La sensibilité du cycle industriel à sa durée s’explique par le rôle des inventaires.Dans l’industrie, les fluctuations de l’activité dépendent davantage des variations de stocks que dans les autres secteurs. A chaque échelon de la chaîne, du détaillant au distributeurs au grossiste et au producteur, il peut arriver que la demande soit mal anticipée, ce qui pousse chaque acteur à ajuster les stocks sur leur niveau désiré. Un décalage à un bout de la chaîne aboutira à un décalage démultiplié à l’autre bout (bullwhip effect). Ces variations de stocks ont été atypiques durant la pandémie car l’économie mondiale a été fermée, puis réouverte, d’un coup, prenant les entreprises par surprise3.Dans un cycle standard, les firmes entament la phase de reprise avec des stocks excédentaires, qu’il faut purger. Cette fois-ci tout au contraire, les stocks étaient insuffisants, en particulier dans le secteur automobile, poussant à gonfler les carnets de commandes et la production. Deux raisons à cela. D’une part, la chaîne logistique mondiale était perturbée comme jamais (pénuries de composants, allongement des délais de livraison). D’autre part, la demande de biens était sur-stimulée par rapport à la demande de services (restrictions à la mobilité des personnes).

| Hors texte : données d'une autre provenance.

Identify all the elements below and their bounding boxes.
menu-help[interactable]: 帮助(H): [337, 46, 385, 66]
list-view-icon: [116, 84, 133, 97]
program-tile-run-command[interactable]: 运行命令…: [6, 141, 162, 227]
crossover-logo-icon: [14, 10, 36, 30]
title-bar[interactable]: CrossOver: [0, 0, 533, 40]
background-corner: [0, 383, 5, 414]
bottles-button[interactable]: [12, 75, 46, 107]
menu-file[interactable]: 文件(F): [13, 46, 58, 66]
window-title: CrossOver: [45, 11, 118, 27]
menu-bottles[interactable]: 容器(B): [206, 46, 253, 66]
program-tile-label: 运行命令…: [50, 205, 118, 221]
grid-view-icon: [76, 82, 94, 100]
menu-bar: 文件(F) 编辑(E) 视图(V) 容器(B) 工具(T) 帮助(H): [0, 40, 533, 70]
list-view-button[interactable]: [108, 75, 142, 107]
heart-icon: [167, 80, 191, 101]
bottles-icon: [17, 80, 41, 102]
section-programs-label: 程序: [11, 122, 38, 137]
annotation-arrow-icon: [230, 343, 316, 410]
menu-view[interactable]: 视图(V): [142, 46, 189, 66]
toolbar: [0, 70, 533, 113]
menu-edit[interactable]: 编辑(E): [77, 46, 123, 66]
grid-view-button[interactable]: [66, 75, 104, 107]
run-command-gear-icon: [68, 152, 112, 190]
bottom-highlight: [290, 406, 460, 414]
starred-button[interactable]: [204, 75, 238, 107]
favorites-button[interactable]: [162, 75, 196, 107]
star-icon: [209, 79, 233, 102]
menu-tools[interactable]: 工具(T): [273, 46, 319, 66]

Après la reconstitution des inventaires en 2021 et début 2022, le rythme d’ajustement a ralenti. Aux Etats-Unis, hors automobile, le ratio stocks/ventes corrigé de l’effet prix était récemment revenu à un niveau presque normal (graphe de gauche). Le pic de hausse des stocks a coïncidé plus ou moins avec celui du climat des affaires. Cet effet de stimulation du secteur industriel a disparu. Dans le même temps, les distorsions du commerce mondial se sont aussi normalisées en très large partie (graphe de droite).

A court terme, les perspectives de l’industrie devraient dépendre davantage des conditions économiques générales. Trois facteurs clés sont à considérer : la politique monétaire car elle dicte largement les conditions de financement ; le secteur immobilier qui est un donneur d’ordre important à l’industrie ; la crise de l’énergie.